De heffingsambtenaar heeft een verweerschrift ingediend.
De zaak is behandeld op de zitting van 20 december 2021. [eiser] was aanwezig. De heffingsambtenaar werd vertegenwoordigd door zijn gemachtigde, vergezeld door taxateur [naam taxateur] .
Overwegingen
1. [eiser] is eigenaar en gebruiker van de woning. Het gaat om een bovenwoning met balkon en berging. De oppervlakte van de woning is ongeveer 64 m².
2. [eiser] vindt dat de heffingsambtenaar de WOZ-waarde te hoog heeft vastgesteld. Hij vindt dat de waarde van de woning vastgesteld moet worden op € 300.000,- en heeft dat onderbouwd met een door hem overgelegd taxatierapport van 29 april 2019.
3. De heffingsambtenaar vindt dat hij de waarde niet te hoog heeft vastgesteld. Het is aan de heffingsambtenaar om dat aannemelijk te maken. Hiervoor heeft de heffingsambtenaar in beroep verwezen naar drie vergelijkbare woningen, die binnen een jaar voor of na de waardepeildatum 1 januari 2019 zijn verkocht. Daarnaast heeft de heffingsambtenaar ter indicatie van het geldende waardeniveau nog gewezen op de verkoop van twee woningen in dezelfde straat als de woning van [eiser] .

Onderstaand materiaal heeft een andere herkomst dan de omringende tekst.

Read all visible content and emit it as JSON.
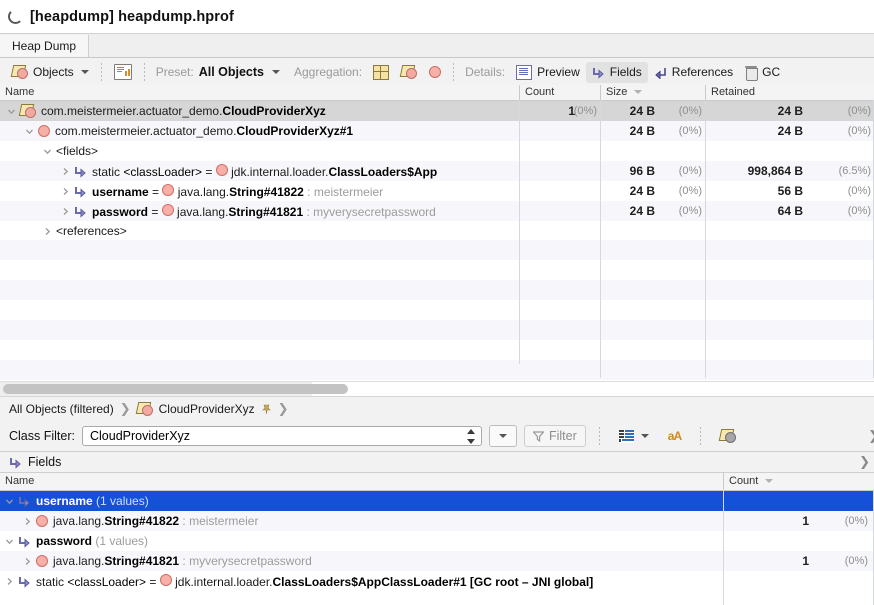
{
  "window": {
    "title": "[heapdump] heapdump.hprof",
    "spinner_icon": "spinner-icon"
  },
  "tabs": [
    {
      "label": "Heap Dump",
      "selected": true
    }
  ],
  "toolbar": {
    "objects_button": "Objects",
    "report_icon": "report-icon",
    "preset_label": "Preset:",
    "preset_value": "All Objects",
    "aggregation_label": "Aggregation:",
    "aggregation_icons": [
      "grid-icon",
      "class-icon",
      "instance-icon"
    ],
    "details_label": "Details:",
    "details_tabs": [
      {
        "label": "Preview",
        "icon": "preview-icon",
        "selected": false
      },
      {
        "label": "Fields",
        "icon": "fields-icon",
        "selected": true
      },
      {
        "label": "References",
        "icon": "references-icon",
        "selected": false
      },
      {
        "label": "GC",
        "icon": "trash-icon",
        "selected": false
      }
    ]
  },
  "tree": {
    "columns": [
      {
        "key": "name",
        "label": "Name"
      },
      {
        "key": "count",
        "label": "Count"
      },
      {
        "key": "size",
        "label": "Size",
        "sorted": true
      },
      {
        "key": "retained",
        "label": "Retained"
      }
    ],
    "rows": [
      {
        "indent": 0,
        "twisty": "down",
        "icon": "class-icon",
        "selected": true,
        "name_plain": "com.meistermeier.actuator_demo.",
        "name_bold": "CloudProviderXyz",
        "count": "1",
        "count_pct": "(0%)",
        "size": "24 B",
        "size_pct": "(0%)",
        "retained": "24 B",
        "retained_pct": "(0%)"
      },
      {
        "indent": 1,
        "twisty": "down",
        "icon": "instance-icon",
        "selected": false,
        "name_plain": "com.meistermeier.actuator_demo.",
        "name_bold": "CloudProviderXyz#1",
        "count": "",
        "count_pct": "",
        "size": "24 B",
        "size_pct": "(0%)",
        "retained": "24 B",
        "retained_pct": "(0%)"
      },
      {
        "indent": 2,
        "twisty": "down",
        "icon": "none",
        "selected": false,
        "name_plain": "<fields>",
        "name_bold": "",
        "count": "",
        "count_pct": "",
        "size": "",
        "size_pct": "",
        "retained": "",
        "retained_pct": ""
      },
      {
        "indent": 3,
        "twisty": "right",
        "icon": "fields-icon",
        "selected": false,
        "prefix": "static ",
        "field": "<classLoader>",
        "field_bold": false,
        "eq": " = ",
        "value_icon": "instance-icon",
        "value_plain": "jdk.internal.loader.",
        "value_bold": "ClassLoaders$App",
        "count": "",
        "count_pct": "",
        "size": "96 B",
        "size_pct": "(0%)",
        "retained": "998,864 B",
        "retained_pct": "(6.5%)"
      },
      {
        "indent": 3,
        "twisty": "right",
        "icon": "fields-icon",
        "selected": false,
        "prefix": "",
        "field": "username",
        "field_bold": true,
        "eq": " = ",
        "value_icon": "instance-icon",
        "value_plain": "java.lang.",
        "value_bold": "String#41822",
        "value_tail": " : meistermeier",
        "count": "",
        "count_pct": "",
        "size": "24 B",
        "size_pct": "(0%)",
        "retained": "56 B",
        "retained_pct": "(0%)"
      },
      {
        "indent": 3,
        "twisty": "right",
        "icon": "fields-icon",
        "selected": false,
        "prefix": "",
        "field": "password",
        "field_bold": true,
        "eq": " = ",
        "value_icon": "instance-icon",
        "value_plain": "java.lang.",
        "value_bold": "String#41821",
        "value_tail": " : myverysecretpassword",
        "count": "",
        "count_pct": "",
        "size": "24 B",
        "size_pct": "(0%)",
        "retained": "64 B",
        "retained_pct": "(0%)"
      },
      {
        "indent": 2,
        "twisty": "right",
        "icon": "none",
        "selected": false,
        "name_plain": "<references>",
        "name_bold": "",
        "count": "",
        "count_pct": "",
        "size": "",
        "size_pct": "",
        "retained": "",
        "retained_pct": ""
      }
    ]
  },
  "breadcrumb": {
    "root": "All Objects (filtered)",
    "sep": "❯",
    "node_icon": "class-icon",
    "node": "CloudProviderXyz",
    "pin_icon": "pin-icon"
  },
  "class_filter": {
    "label": "Class Filter:",
    "value": "CloudProviderXyz",
    "placeholder": "",
    "dropdown_icon": "chevron-down-icon",
    "filter_button": "Filter",
    "filter_icon": "funnel-icon",
    "columns_icon": "columns-icon",
    "text_icon": "font-icon",
    "objects_icon": "object-gray-icon",
    "overflow_icon": "chevron-right-icon"
  },
  "fields_panel": {
    "title": "Fields",
    "title_icon": "fields-icon",
    "overflow_icon": "chevron-right-icon",
    "columns": [
      {
        "key": "name",
        "label": "Name"
      },
      {
        "key": "count",
        "label": "Count",
        "sorted": true
      }
    ],
    "rows": [
      {
        "indent": 0,
        "twisty": "down",
        "icon": "fields-icon",
        "selected": true,
        "field": "username",
        "field_bold": true,
        "suffix": " (1 values)",
        "count": "",
        "count_pct": ""
      },
      {
        "indent": 1,
        "twisty": "right",
        "icon": "instance-icon",
        "selected": false,
        "value_plain": "java.lang.",
        "value_bold": "String#41822",
        "value_tail": " : meistermeier",
        "count": "1",
        "count_pct": "(0%)"
      },
      {
        "indent": 0,
        "twisty": "down",
        "icon": "fields-icon",
        "selected": false,
        "field": "password",
        "field_bold": true,
        "suffix": " (1 values)",
        "count": "",
        "count_pct": ""
      },
      {
        "indent": 1,
        "twisty": "right",
        "icon": "instance-icon",
        "selected": false,
        "value_plain": "java.lang.",
        "value_bold": "String#41821",
        "value_tail": " : myverysecretpassword",
        "count": "1",
        "count_pct": "(0%)"
      },
      {
        "indent": 0,
        "twisty": "right",
        "icon": "fields-icon",
        "selected": false,
        "prefix": "static ",
        "field": "<classLoader>",
        "field_bold": false,
        "eq": " = ",
        "value_icon": "instance-icon",
        "value_plain": "jdk.internal.loader.",
        "value_bold": "ClassLoaders$AppClassLoader#1 [GC root – JNI global]",
        "count": "",
        "count_pct": ""
      }
    ]
  },
  "colors": {
    "selection_blue": "#1450d8",
    "row_alt": "#f7f7fb",
    "selected_gray": "#d6d6d6",
    "toolbar_bg": "#f2f2f2",
    "dim_text": "#9c9c9c"
  }
}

4. De rechtbank vindt dat de vergelijkingsobjecten die de heffingsambtenaar heeft geselecteerd voldoende vergelijkbaar zijn met de woning van [eiser] qua type woning, ligging, kwaliteit, onderhoud en bouwjaar. Voor zover sprake is van verschillen, heeft de heffingsambtenaar daar voldoende rekening mee gehouden. De heffingsambtenaar heeft verder voldoende onderbouwd waarom de waarde uit het taxatierapport dat [eiser] heeft overgelegd, niet gevolgd kan worden. Dit taxatierapport is namelijk opgesteld voor een ander doel, namelijk voor een financiering. Verder heeft het taxatierapport een andere peildatum, is bij de vergelijkingsobjecten geen rekening gehouden met een erfpactcorrectie en zijn twee van de vergelijkingsobjecten, [adres 2] [nummer 1] en [nummer 2] , verkocht in 2017 en daarmee te ver van de waardepeildatum 1 januari 2019. De vergelijkingsobjecten uit het taxatierapport van [eiser] zijn dus niet beter vergelijkbaar met de woning van
[eiser] dan de vergelijkingsobjecten die de heffingsambtenaar heeft geselecteerd.
5. De conclusie is dat de heffingsambtenaar aannemelijk heeft gemaakt dat de WOZ-waarde van de woning niet te hoog is vastgesteld. Het beroep is dus ongegrond.
6. Voor een proceskostenveroordeling of vergoeding van het griffierecht bestaat geen aanleiding.
Beslissing
De rechtbank verklaart het beroep ongegrond.
Deze uitspraak is gedaan door mr. A.M. van der Linden-Kaajan, rechter, in aanwezigheid van mr. A. Vijn, griffier. De beslissing is in het openbaar uitgesproken op 14 januari 2022.